Ini juga setali dengan istilah Amour Fati, mencintai takdir. Tidak ada yang bisa kita lakukan selain berbesar hati menerima takdir. Tentu tidak sama pula dengan pasrah dalam konteks negatif, ya. Analoginya begini, semisal kita sedang berjalan, kemudian ketimpuk buah jambu yang jatuh dari batang. Kepala benjol, sudah terjadi. Nyata nyut-nyutannya, sudah diterima. Mau marah juga tidak akan mampu menghilangkan rasa sakitnya. Terima saja, memang sudah takdirnya hari ini ketimpuk jambu. Mana jambunya sudah ranum lagi, mungkin memang rezekinya makan jambu dengan kondisi kepala nyeri ðŸ¤
Penerimaan takdir ini sebenarnya akan menjadi berat ketika kita meletakkan ekspektasi terlalu tinggi. Senantiasa melakukan yang terbaik dan bersiap menerima kondisi terburuk. Itu penting, jangan malah terbang dibawa ekspektasi, ketika dijatuhkan oleh keadaan pasti sakit sekali. Sebab baik dan buruk suatu kondisi tidak pernah ada ukuran bakunya!
"Boleh jadi kamu membenci sesuatu, padahal ia amat baik bagimu, dan boleh jadi (pula) kamu menyukai sesuatu, padahal ia amat buruk bagimu; Allah mengetahui, sedang kamu tidak mengetahui," (QS Al-Baqarah: 216)

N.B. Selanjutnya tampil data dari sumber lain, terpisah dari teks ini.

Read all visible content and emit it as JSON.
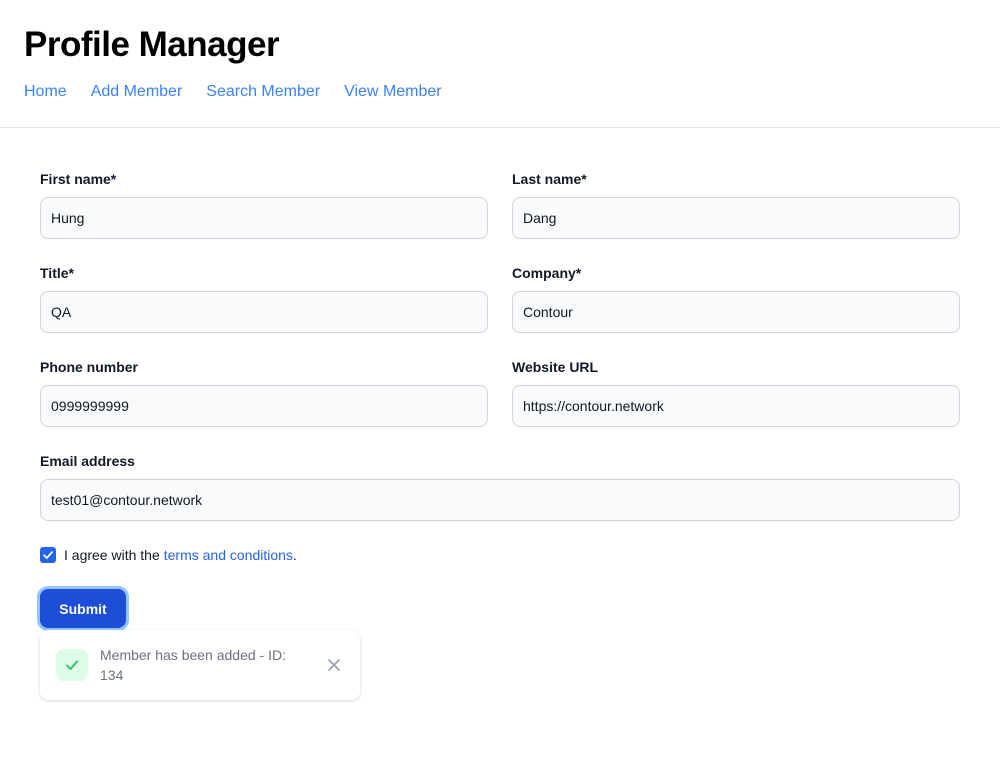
{
  "app": {
    "title": "Profile Manager"
  },
  "nav": {
    "items": [
      "Home",
      "Add Member",
      "Search Member",
      "View Member"
    ]
  },
  "form": {
    "first_name": {
      "label": "First name*",
      "value": "Hung"
    },
    "last_name": {
      "label": "Last name*",
      "value": "Dang"
    },
    "title": {
      "label": "Title*",
      "value": "QA"
    },
    "company": {
      "label": "Company*",
      "value": "Contour"
    },
    "phone": {
      "label": "Phone number",
      "value": "0999999999"
    },
    "website": {
      "label": "Website URL",
      "value": "https://contour.network"
    },
    "email": {
      "label": "Email address",
      "value": "test01@contour.network"
    },
    "agree": {
      "checked": true,
      "text_before": "I agree with the",
      "link": "terms and conditions",
      "text_after": "."
    },
    "submit_label": "Submit"
  },
  "toast": {
    "message": "Member has been added - ID: 134",
    "icon": "check-icon",
    "close_icon": "close-icon"
  },
  "colors": {
    "accent": "#1d4ed8",
    "link": "#3b82f6",
    "success_bg": "#dcfce7",
    "success": "#22c55e"
  }
}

Tuh, kan. Serupa dengan Stoikisme tadi, setiap kondisi pada dasarnya, ya Netral. Hanya pikiran kita yang mendayungnya pada sesuatu yang dianggap baik atau buruk.
Mulai sekarang, jangan lagi, ya, memaksakan diri mengubah takdir dengan mengumpulkan energi negatif di kepala. Nanti malam overthingking dan jadi penyakit. Jalani saja hidup saat ini dengan penuh khidmat dan rasa syukur. Tidak perlu sesali berlebihan masa lalu, atau khawatir sampai bikin stres mikirin masa depan. Sayangi diri kamu sendiri, sayangi juga teman-teman dan orang sekitar kamu. Saling berbagi energi positif dan jadi pengingat satu sama lain.

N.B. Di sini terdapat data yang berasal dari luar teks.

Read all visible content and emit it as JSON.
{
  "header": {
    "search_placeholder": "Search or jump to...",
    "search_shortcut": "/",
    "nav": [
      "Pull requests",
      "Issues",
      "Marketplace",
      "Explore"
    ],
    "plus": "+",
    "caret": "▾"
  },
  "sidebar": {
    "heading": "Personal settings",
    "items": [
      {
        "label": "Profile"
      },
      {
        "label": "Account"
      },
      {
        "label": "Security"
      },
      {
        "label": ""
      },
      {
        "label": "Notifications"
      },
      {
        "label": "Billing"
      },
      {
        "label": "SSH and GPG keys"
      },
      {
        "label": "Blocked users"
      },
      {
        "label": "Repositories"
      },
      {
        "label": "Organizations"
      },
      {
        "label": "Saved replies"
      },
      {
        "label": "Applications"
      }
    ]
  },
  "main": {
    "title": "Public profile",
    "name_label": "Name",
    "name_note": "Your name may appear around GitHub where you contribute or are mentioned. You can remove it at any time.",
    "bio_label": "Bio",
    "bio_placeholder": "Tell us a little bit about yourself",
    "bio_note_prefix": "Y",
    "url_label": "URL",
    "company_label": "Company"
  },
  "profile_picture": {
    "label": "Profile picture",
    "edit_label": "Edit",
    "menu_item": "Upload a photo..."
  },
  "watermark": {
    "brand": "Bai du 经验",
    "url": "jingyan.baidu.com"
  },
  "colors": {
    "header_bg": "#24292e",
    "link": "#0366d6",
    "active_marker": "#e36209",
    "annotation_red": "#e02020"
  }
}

Hidup memang, tempatnya bersusah dan berletih. Masalah akan selalu ada selama nyawa melekat pada jasad. Jangan mau diketawain kehidupan, kita yang harus menertawakan kehidupan. Sebab punya Tuhan yang Mahakuasa atas segala hal.
Ayo, yang sedang penat dan lelah. Ambil waktu sebentar untuk jeda, minum air hangat, atur napas kamu dengan baik, pejamkan mata, dan, peluk diri kamu sendiri.
"Terimakasih, ya, sudah berjuang sejauh ini. Terimakasih sudah selalu ada dan menjadi kuat. Kita harus terus saling menguatkan sampai akhir."